Hicks got the bright idea of hiring the private security contractorDesert Snow LLC to do on-site training with his local drug task force. Desert Snow claims to have trained more than 30,000 police across the country in interdiction techniques. “Providing criminal and terrorist interdiction training since 1989,”it boasts on its web site, and “20+ years of high quality ‘no nonsense’ instruction in the pursuit of America’s worst criminals.”

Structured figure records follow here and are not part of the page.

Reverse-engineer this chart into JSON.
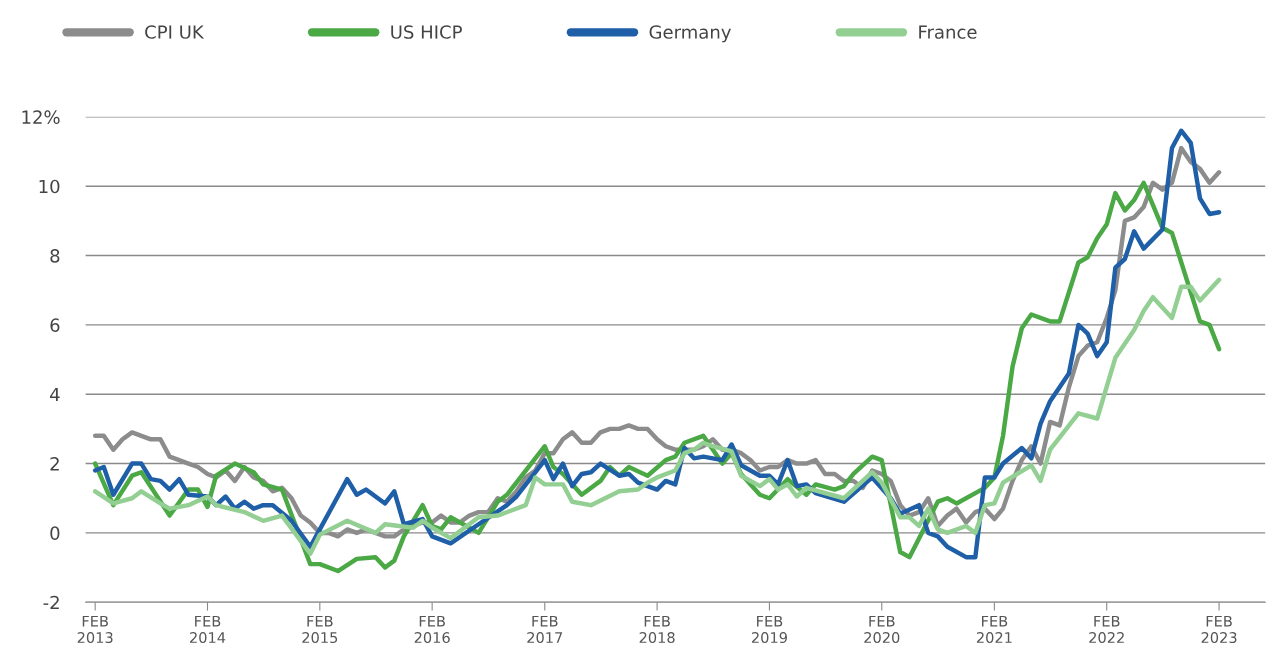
{
  "chart_data": {
    "type": "line",
    "ylim": [
      -2,
      12
    ],
    "yticks": [
      {
        "value": 12,
        "label": "12%"
      },
      10,
      8,
      6,
      4,
      2,
      0,
      -2
    ],
    "xlim": [
      "2013-01",
      "2023-07"
    ],
    "xticks": [
      {
        "value": "2013-02",
        "label": "FEB\n2013"
      },
      {
        "value": "2014-02",
        "label": "FEB\n2014"
      },
      {
        "value": "2015-02",
        "label": "FEB\n2015"
      },
      {
        "value": "2016-02",
        "label": "FEB\n2016"
      },
      {
        "value": "2017-02",
        "label": "FEB\n2017"
      },
      {
        "value": "2018-02",
        "label": "FEB\n2018"
      },
      {
        "value": "2019-02",
        "label": "FEB\n2019"
      },
      {
        "value": "2020-02",
        "label": "FEB\n2020"
      },
      {
        "value": "2021-02",
        "label": "FEB\n2021"
      },
      {
        "value": "2022-02",
        "label": "FEB\n2022"
      },
      {
        "value": "2023-02",
        "label": "FEB\n2023"
      }
    ],
    "grid": "y",
    "legend": "top",
    "marker": "none",
    "line_style": "solid",
    "series": [
      {
        "name": "CPI UK",
        "color": "#8c8c8c",
        "x": [
          "2013-02",
          "2013-03",
          "2013-04",
          "2013-05",
          "2013-06",
          "2013-07",
          "2013-08",
          "2013-09",
          "2013-10",
          "2013-11",
          "2013-12",
          "2014-01",
          "2014-02",
          "2014-03",
          "2014-04",
          "2014-05",
          "2014-06",
          "2014-07",
          "2014-08",
          "2014-09",
          "2014-10",
          "2014-11",
          "2014-12",
          "2015-01",
          "2015-02",
          "2015-03",
          "2015-04",
          "2015-05",
          "2015-06",
          "2015-07",
          "2015-08",
          "2015-09",
          "2015-10",
          "2015-11",
          "2015-12",
          "2016-01",
          "2016-02",
          "2016-03",
          "2016-04",
          "2016-05",
          "2016-06",
          "2016-07",
          "2016-08",
          "2016-09",
          "2016-10",
          "2016-11",
          "2016-12",
          "2017-01",
          "2017-02",
          "2017-03",
          "2017-04",
          "2017-05",
          "2017-06",
          "2017-07",
          "2017-08",
          "2017-09",
          "2017-10",
          "2017-11",
          "2017-12",
          "2018-01",
          "2018-02",
          "2018-03",
          "2018-04",
          "2018-05",
          "2018-06",
          "2018-07",
          "2018-08",
          "2018-09",
          "2018-10",
          "2018-11",
          "2018-12",
          "2019-01",
          "2019-02",
          "2019-03",
          "2019-04",
          "2019-05",
          "2019-06",
          "2019-07",
          "2019-08",
          "2019-09",
          "2019-10",
          "2019-11",
          "2019-12",
          "2020-01",
          "2020-02",
          "2020-03",
          "2020-04",
          "2020-05",
          "2020-06",
          "2020-07",
          "2020-08",
          "2020-09",
          "2020-10",
          "2020-11",
          "2020-12",
          "2021-01",
          "2021-02",
          "2021-03",
          "2021-04",
          "2021-05",
          "2021-06",
          "2021-07",
          "2021-08",
          "2021-09",
          "2021-10",
          "2021-11",
          "2021-12",
          "2022-01",
          "2022-02",
          "2022-03",
          "2022-04",
          "2022-05",
          "2022-06",
          "2022-07",
          "2022-08",
          "2022-09",
          "2022-10",
          "2022-11",
          "2022-12",
          "2023-01",
          "2023-02"
        ],
        "values": [
          2.8,
          2.8,
          2.4,
          2.7,
          2.9,
          2.8,
          2.7,
          2.7,
          2.2,
          2.1,
          2.0,
          1.9,
          1.7,
          1.6,
          1.8,
          1.5,
          1.9,
          1.6,
          1.5,
          1.2,
          1.3,
          1.0,
          0.5,
          0.3,
          0.0,
          0.0,
          -0.1,
          0.1,
          0.0,
          0.1,
          0.0,
          -0.1,
          -0.1,
          0.1,
          0.2,
          0.3,
          0.3,
          0.5,
          0.3,
          0.3,
          0.5,
          0.6,
          0.6,
          1.0,
          0.9,
          1.2,
          1.6,
          1.8,
          2.3,
          2.3,
          2.7,
          2.9,
          2.6,
          2.6,
          2.9,
          3.0,
          3.0,
          3.1,
          3.0,
          3.0,
          2.7,
          2.5,
          2.4,
          2.4,
          2.4,
          2.5,
          2.7,
          2.4,
          2.4,
          2.3,
          2.1,
          1.8,
          1.9,
          1.9,
          2.1,
          2.0,
          2.0,
          2.1,
          1.7,
          1.7,
          1.5,
          1.5,
          1.3,
          1.8,
          1.7,
          1.5,
          0.8,
          0.5,
          0.6,
          1.0,
          0.2,
          0.5,
          0.7,
          0.3,
          0.6,
          0.7,
          0.4,
          0.7,
          1.5,
          2.1,
          2.5,
          2.0,
          3.2,
          3.1,
          4.2,
          5.1,
          5.4,
          5.5,
          6.2,
          7.0,
          9.0,
          9.1,
          9.4,
          10.1,
          9.9,
          10.1,
          11.1,
          10.7,
          10.5,
          10.1,
          10.4
        ]
      },
      {
        "name": "US HICP",
        "color": "#4aa845",
        "x": [
          "2013-02",
          "2013-04",
          "2013-06",
          "2013-07",
          "2013-10",
          "2013-12",
          "2014-01",
          "2014-02",
          "2014-03",
          "2014-05",
          "2014-07",
          "2014-08",
          "2014-10",
          "2015-01",
          "2015-02",
          "2015-04",
          "2015-06",
          "2015-08",
          "2015-09",
          "2015-10",
          "2015-11",
          "2016-01",
          "2016-02",
          "2016-03",
          "2016-04",
          "2016-07",
          "2016-09",
          "2016-10",
          "2017-02",
          "2017-03",
          "2017-04",
          "2017-06",
          "2017-08",
          "2017-09",
          "2017-10",
          "2017-11",
          "2018-01",
          "2018-03",
          "2018-04",
          "2018-05",
          "2018-07",
          "2018-09",
          "2018-10",
          "2018-11",
          "2019-01",
          "2019-02",
          "2019-04",
          "2019-06",
          "2019-07",
          "2019-09",
          "2019-10",
          "2019-11",
          "2020-01",
          "2020-02",
          "2020-04",
          "2020-05",
          "2020-08",
          "2020-09",
          "2020-10",
          "2021-01",
          "2021-02",
          "2021-03",
          "2021-04",
          "2021-05",
          "2021-06",
          "2021-08",
          "2021-09",
          "2021-11",
          "2021-12",
          "2022-01",
          "2022-02",
          "2022-03",
          "2022-04",
          "2022-05",
          "2022-06",
          "2022-08",
          "2022-09",
          "2022-12",
          "2023-01",
          "2023-02"
        ],
        "values": [
          2.0,
          0.8,
          1.65,
          1.75,
          0.5,
          1.25,
          1.25,
          0.75,
          1.65,
          2.0,
          1.75,
          1.4,
          1.25,
          -0.9,
          -0.9,
          -1.1,
          -0.75,
          -0.7,
          -1.0,
          -0.8,
          -0.1,
          0.8,
          0.2,
          0.1,
          0.45,
          0.0,
          0.9,
          1.1,
          2.5,
          1.9,
          1.7,
          1.1,
          1.5,
          1.9,
          1.65,
          1.9,
          1.65,
          2.1,
          2.2,
          2.6,
          2.8,
          2.0,
          2.3,
          1.7,
          1.1,
          1.0,
          1.55,
          1.1,
          1.4,
          1.25,
          1.35,
          1.7,
          2.2,
          2.1,
          -0.55,
          -0.7,
          0.9,
          1.0,
          0.85,
          1.3,
          1.6,
          2.8,
          4.8,
          5.9,
          6.3,
          6.1,
          6.1,
          7.8,
          7.95,
          8.5,
          8.9,
          9.8,
          9.3,
          9.6,
          10.1,
          8.8,
          8.65,
          6.1,
          6.0,
          5.3
        ]
      },
      {
        "name": "Germany",
        "color": "#1f5fa8",
        "x": [
          "2013-02",
          "2013-03",
          "2013-04",
          "2013-06",
          "2013-07",
          "2013-08",
          "2013-09",
          "2013-10",
          "2013-11",
          "2013-12",
          "2014-02",
          "2014-03",
          "2014-04",
          "2014-05",
          "2014-06",
          "2014-07",
          "2014-08",
          "2014-09",
          "2014-11",
          "2015-01",
          "2015-02",
          "2015-05",
          "2015-06",
          "2015-07",
          "2015-09",
          "2015-10",
          "2015-11",
          "2016-01",
          "2016-02",
          "2016-04",
          "2016-07",
          "2016-10",
          "2016-11",
          "2017-02",
          "2017-03",
          "2017-04",
          "2017-05",
          "2017-06",
          "2017-07",
          "2017-08",
          "2017-10",
          "2017-11",
          "2017-12",
          "2018-02",
          "2018-03",
          "2018-04",
          "2018-05",
          "2018-06",
          "2018-07",
          "2018-09",
          "2018-10",
          "2018-11",
          "2019-01",
          "2019-02",
          "2019-03",
          "2019-04",
          "2019-05",
          "2019-06",
          "2019-07",
          "2019-10",
          "2020-01",
          "2020-03",
          "2020-04",
          "2020-06",
          "2020-07",
          "2020-08",
          "2020-09",
          "2020-11",
          "2020-12",
          "2021-01",
          "2021-02",
          "2021-03",
          "2021-05",
          "2021-06",
          "2021-07",
          "2021-08",
          "2021-10",
          "2021-11",
          "2021-12",
          "2022-01",
          "2022-02",
          "2022-03",
          "2022-04",
          "2022-05",
          "2022-06",
          "2022-08",
          "2022-09",
          "2022-10",
          "2022-11",
          "2022-12",
          "2023-01",
          "2023-02"
        ],
        "values": [
          1.8,
          1.9,
          1.1,
          2.0,
          2.0,
          1.55,
          1.5,
          1.25,
          1.55,
          1.1,
          1.05,
          0.8,
          1.05,
          0.7,
          0.9,
          0.7,
          0.8,
          0.8,
          0.35,
          -0.4,
          0.1,
          1.55,
          1.1,
          1.25,
          0.85,
          1.2,
          0.25,
          0.4,
          -0.1,
          -0.3,
          0.25,
          0.8,
          1.05,
          2.1,
          1.55,
          2.0,
          1.35,
          1.7,
          1.75,
          2.0,
          1.65,
          1.7,
          1.45,
          1.25,
          1.5,
          1.4,
          2.45,
          2.15,
          2.2,
          2.1,
          2.55,
          1.95,
          1.65,
          1.65,
          1.4,
          2.1,
          1.35,
          1.4,
          1.15,
          0.9,
          1.6,
          1.0,
          0.55,
          0.8,
          0.0,
          -0.1,
          -0.4,
          -0.7,
          -0.7,
          1.6,
          1.6,
          2.0,
          2.45,
          2.15,
          3.15,
          3.8,
          4.6,
          6.0,
          5.75,
          5.1,
          5.5,
          7.65,
          7.9,
          8.7,
          8.2,
          8.75,
          11.1,
          11.6,
          11.25,
          9.65,
          9.2,
          9.25
        ]
      },
      {
        "name": "France",
        "color": "#93cf93",
        "x": [
          "2013-02",
          "2013-04",
          "2013-06",
          "2013-07",
          "2013-09",
          "2013-10",
          "2013-12",
          "2014-02",
          "2014-03",
          "2014-06",
          "2014-08",
          "2014-10",
          "2015-01",
          "2015-02",
          "2015-05",
          "2015-08",
          "2015-09",
          "2015-12",
          "2016-01",
          "2016-02",
          "2016-04",
          "2016-07",
          "2016-09",
          "2016-12",
          "2017-01",
          "2017-02",
          "2017-04",
          "2017-05",
          "2017-07",
          "2017-10",
          "2017-12",
          "2018-01",
          "2018-02",
          "2018-04",
          "2018-05",
          "2018-06",
          "2018-07",
          "2018-08",
          "2018-10",
          "2018-11",
          "2019-01",
          "2019-02",
          "2019-03",
          "2019-04",
          "2019-05",
          "2019-06",
          "2019-10",
          "2020-01",
          "2020-02",
          "2020-04",
          "2020-05",
          "2020-06",
          "2020-07",
          "2020-08",
          "2020-09",
          "2020-11",
          "2020-12",
          "2021-01",
          "2021-02",
          "2021-03",
          "2021-06",
          "2021-07",
          "2021-08",
          "2021-11",
          "2022-01",
          "2022-03",
          "2022-05",
          "2022-06",
          "2022-07",
          "2022-09",
          "2022-10",
          "2022-11",
          "2022-12",
          "2023-02"
        ],
        "values": [
          1.2,
          0.85,
          1.0,
          1.2,
          0.85,
          0.7,
          0.8,
          1.05,
          0.8,
          0.6,
          0.35,
          0.5,
          -0.6,
          -0.05,
          0.35,
          0.0,
          0.25,
          0.15,
          0.35,
          0.15,
          -0.15,
          0.45,
          0.5,
          0.8,
          1.6,
          1.4,
          1.4,
          0.9,
          0.8,
          1.2,
          1.25,
          1.45,
          1.6,
          1.8,
          2.3,
          2.4,
          2.6,
          2.5,
          2.35,
          1.65,
          1.35,
          1.55,
          1.25,
          1.4,
          1.05,
          1.3,
          1.0,
          1.75,
          1.45,
          0.45,
          0.45,
          0.2,
          0.7,
          0.1,
          0.0,
          0.2,
          0.0,
          0.8,
          0.85,
          1.45,
          1.95,
          1.5,
          2.4,
          3.45,
          3.3,
          5.05,
          5.85,
          6.4,
          6.8,
          6.2,
          7.1,
          7.1,
          6.7,
          7.3
        ]
      }
    ]
  }
}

But beyond paying the private operators to train police, the contract DA Hicks agreed to in January gave Desert Snow 25% of all assets seized during training days and 10% of all assets seized even on days the contractors were not present.
Hicks told The Oklahoman he hired the contractors “because his drug task force had little success on drug stops” and because “he hoped to make money for his office from the drug stops because of a loss of federal funds.”
Stops were made on a stretch of I-40 in Caddo County, and on some occasions, no drug were found and no one was arrested, but police seized money anyway after claiming that a drug-sniffing dog had alerted. Desert Snow had earned $40,000 so far this year from its share of seizures and was in line to receive another $212,000 from an $850,000 seizure before the program blew up in its face.
Under Oklahoma law, asset forfeiture funds are to be split among law enforcement agencies that took part in the operation. But in the deal brokered with Desert Snow, the private contractor gets its cut off the top.
The sweet deal came to an end earlier this month at a hearing where a local judge learned that Desert Snow owner Joe David had pulled over a pregnant driver on I-40 and questioned her even though he is not a state-certified law enforcement officer. David was wearing a gun and possibly a shirt that said “POLICE” on the back, according to his testimony. The stop was one of 400 conducted over a five-day period with Desert Snow in February.
“I’m shocked,” said Caddo County Special Judge David Stephens at a July 2 hearing. “For people to pull over people on I-40 without that license is shocking to me.”
Stephens urged David not to do it again. “If you do, I hope to see you soon, wearing orange,” he said, referring to the color of jail uniforms in Caddo County.
The pregnant woman and her passengers were found to be carrying 25 pound of pot, but the criminal charges against her have been dismissed. Her attorney, Al Hoch, called for reform of the state’s asset forfeiture laws, saying seized money should go to the state general fund instead of directly to law enforcement.
“Law enforcement is supposed to be a public service function, not a for-profit enterprise,” he said.
Those remarks were echoed by well-known Oklahoma defense attorney Irven Box, who is representing a Colorado man charged with marijuana possession after he was pulled over for a cracked windshield. Private companies shouldn’t be getting paid with funds from drug stops they are involved in, he said.
“That at least gives the appearance that these seizures are done for profit and not to protect the citizens,” Box said.